Taklidi ve Tahkiki İman Arasındaki Fark

Dinimizde iman dereceleri ikiye ayrılır: taklidi iman ve tahkiki iman. Taklidi iman, kişinin dini deliller üzerinde düşünmeden, çevresini taklit ederek iman etmesidir. Bu, imanın başlangıç seviyesidir. Ancak ideal olan, bu mertebeyi aşarak tahkiki imana, yani derin bir idrak ve bilinçle iman etmeye ulaşmaktır. Tahkiki iman, kişinin inancını akli ve dini delillerle pekiştirdiği, Allah’ın sıfatlarını ve kainattaki tecellilerini idrak ettiği bir mertebedir.

Taklidi iman sahibi kişiye ne denir?

Taklidi iman sahibi kişiye "mukallit" denir. Mukallit, dini konularda delillere dayalı bir bilgiye sahip olmaksızın çevresindekileri taklit ederek iman eden kişiyi ifade eder.

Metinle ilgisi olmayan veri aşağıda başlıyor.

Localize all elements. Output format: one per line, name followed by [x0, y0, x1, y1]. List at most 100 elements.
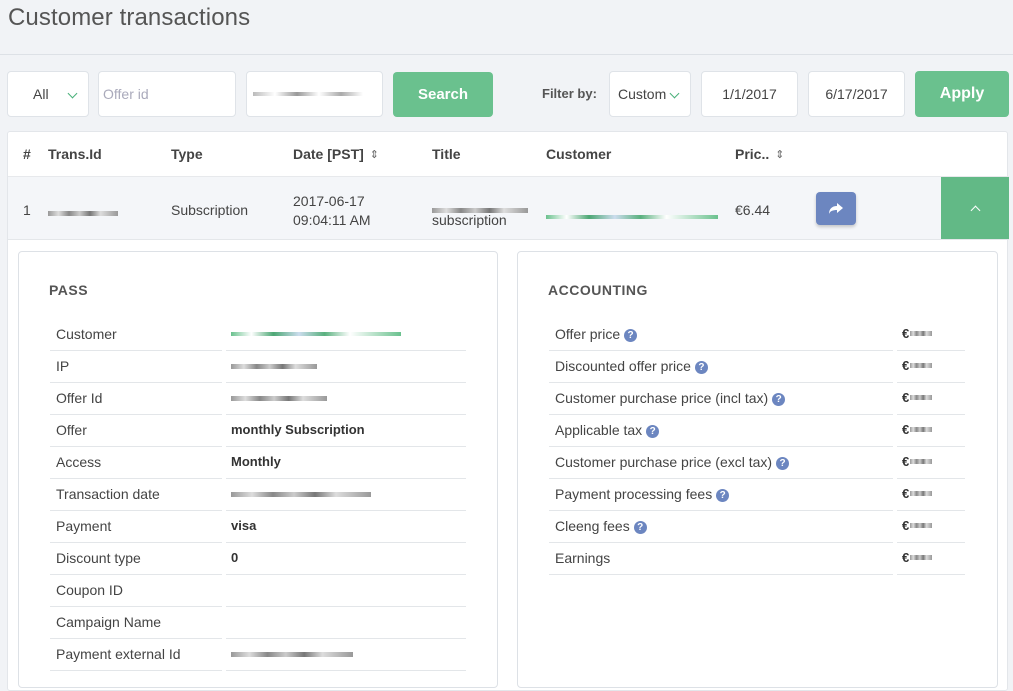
- pass-row-label: IP: [56, 358, 70, 374]
- pass-row: Offer monthly Subscription: [50, 415, 466, 447]
- redacted-search-value: [253, 92, 363, 96]
- page-title: Customer transactions: [8, 4, 251, 31]
- help-circle-icon[interactable]: ?: [716, 489, 730, 502]
- row-date-day: 2017-06-17: [293, 193, 365, 209]
- redacted-amount: [910, 331, 933, 336]
- offer-id-input[interactable]: [98, 71, 236, 117]
- accounting-row-value: €: [902, 486, 933, 501]
- accounting-row: Discounted offer price? €: [549, 351, 965, 383]
- currency-symbol: €: [902, 550, 910, 565]
- row-index: 1: [23, 202, 31, 218]
- col-header-date[interactable]: Date [PST] ⇕: [293, 146, 379, 162]
- period-select[interactable]: Custom: [609, 71, 691, 117]
- share-arrow-icon: [829, 202, 843, 214]
- col-header-type[interactable]: Type: [171, 146, 203, 162]
- redacted-value: [231, 652, 353, 657]
- transactions-table: # Trans.Id Type Date [PST] ⇕ Title Custom…: [7, 131, 1009, 691]
- apply-button[interactable]: Apply: [915, 71, 1009, 117]
- currency-symbol: €: [902, 390, 910, 405]
- accounting-row-label: Cleeng fees?: [555, 518, 647, 534]
- currency-symbol: €: [902, 326, 910, 341]
- redacted-trans-id: [48, 211, 118, 216]
- search-button[interactable]: Search: [393, 72, 493, 117]
- help-circle-icon[interactable]: ?: [694, 361, 708, 374]
- redacted-amount: [910, 427, 933, 432]
- sort-icon: ⇕: [775, 149, 785, 161]
- accounting-row-label: Customer purchase price (excl tax)?: [555, 454, 790, 470]
- redacted-amount: [910, 363, 933, 368]
- row-trans-id: [48, 203, 118, 219]
- currency-symbol: €: [902, 358, 910, 373]
- accounting-row-label: Offer price?: [555, 326, 638, 342]
- currency-symbol: €: [902, 518, 910, 533]
- redacted-value: [231, 492, 371, 497]
- date-to-input[interactable]: 6/17/2017: [808, 71, 905, 117]
- currency-symbol: €: [902, 486, 910, 501]
- col-header-trans-id[interactable]: Trans.Id: [48, 146, 102, 162]
- currency-symbol: €: [902, 454, 910, 469]
- accounting-row-label-text: Discounted offer price: [555, 358, 691, 374]
- accounting-row-value: €: [902, 454, 933, 469]
- title-divider: [0, 54, 1013, 55]
- accounting-row-label: Customer purchase price (incl tax)?: [555, 390, 786, 406]
- customer-search-input[interactable]: [246, 71, 383, 117]
- accounting-row-label-text: Offer price: [555, 326, 621, 342]
- accounting-row-label: Applicable tax?: [555, 422, 660, 438]
- col-header-price-label: Pric..: [735, 146, 770, 162]
- accounting-row-label-text: Cleeng fees: [555, 518, 630, 534]
- pass-row: Offer Id: [50, 383, 466, 415]
- share-button[interactable]: [816, 192, 856, 225]
- table-row[interactable]: 1 Subscription 2017-06-17 09:04:11 AM su…: [8, 177, 1009, 239]
- chevron-up-icon: [970, 205, 980, 215]
- pass-row-label: Discount type: [56, 550, 141, 566]
- pass-row: Access Monthly: [50, 447, 466, 479]
- help-circle-icon[interactable]: ?: [772, 393, 786, 406]
- offer-id-field[interactable]: [103, 86, 235, 102]
- pass-row-value: Monthly: [231, 454, 281, 469]
- accounting-row-value: €: [902, 422, 933, 437]
- pass-row: Transaction date: [50, 479, 466, 511]
- pass-panel-title: PASS: [49, 282, 89, 298]
- type-select-value: All: [33, 86, 49, 102]
- redacted-amount: [910, 555, 933, 560]
- chevron-down-icon: [669, 88, 680, 99]
- accounting-row-label-text: Applicable tax: [555, 422, 643, 438]
- row-customer[interactable]: [546, 206, 718, 222]
- col-header-price[interactable]: Pric.. ⇕: [735, 146, 784, 162]
- redacted-amount: [910, 491, 933, 496]
- chevron-down-icon: [67, 88, 78, 99]
- collapse-row-button[interactable]: [941, 177, 1009, 239]
- col-header-customer[interactable]: Customer: [546, 146, 611, 162]
- pass-row-value: visa: [231, 518, 257, 533]
- accounting-row: Cleeng fees? €: [549, 511, 965, 543]
- pass-row-label: Customer: [56, 326, 117, 342]
- pass-row: Customer: [50, 319, 466, 351]
- row-date: 2017-06-17 09:04:11 AM: [293, 192, 371, 230]
- pass-row-label: Offer: [56, 422, 87, 438]
- type-select[interactable]: All: [7, 71, 89, 117]
- accounting-row-label: Earnings: [555, 550, 610, 566]
- accounting-panel: ACCOUNTING Offer price? € Discounted offer…: [517, 251, 998, 688]
- col-header-title[interactable]: Title: [432, 146, 461, 162]
- date-from-input[interactable]: 1/1/2017: [701, 71, 798, 117]
- filter-by-label: Filter by:: [542, 86, 597, 101]
- accounting-row-value: €: [902, 358, 933, 373]
- redacted-title-line: [432, 192, 528, 213]
- accounting-row: Customer purchase price (excl tax)? €: [549, 447, 965, 479]
- pass-row-label: Payment external Id: [56, 646, 181, 662]
- accounting-row-label: Discounted offer price?: [555, 358, 708, 374]
- help-circle-icon[interactable]: ?: [633, 521, 647, 534]
- redacted-value: [231, 364, 317, 369]
- pass-row-label: Coupon ID: [56, 582, 123, 598]
- period-select-value: Custom: [618, 86, 667, 102]
- help-circle-icon[interactable]: ?: [776, 457, 790, 470]
- row-divider: [549, 574, 893, 575]
- accounting-row: Applicable tax? €: [549, 415, 965, 447]
- help-circle-icon[interactable]: ?: [646, 425, 660, 438]
- pass-row: Coupon ID: [50, 575, 466, 607]
- row-divider: [226, 670, 466, 671]
- row-title: subscription: [432, 192, 528, 230]
- pass-row: Payment external Id: [50, 639, 466, 671]
- pass-panel: PASS Customer IP Offer Id Offer monthly Subs…: [18, 251, 498, 688]
- help-circle-icon[interactable]: ?: [624, 329, 638, 342]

Mukallit, inancını akli ve dini delillerle temellendirmediği için imanını güçlendirmekle yükümlüdür. Bu durum, kişinin inancının zayıf bir temele dayanmasına ve dış etkilerle sarsılmasına yol açabilir.

Din âlimleri, taklidi imanın geçerli olduğunu kabul etmekle birlikte, mukallitlerin bu seviyede kalmamasını, tahkiki iman mertebesine ulaşmaya çabalamalarını tavsiye ederler. Bu, kişinin inancını daha sağlam bir bilgi ve idrak temeline oturtmasını sağlar.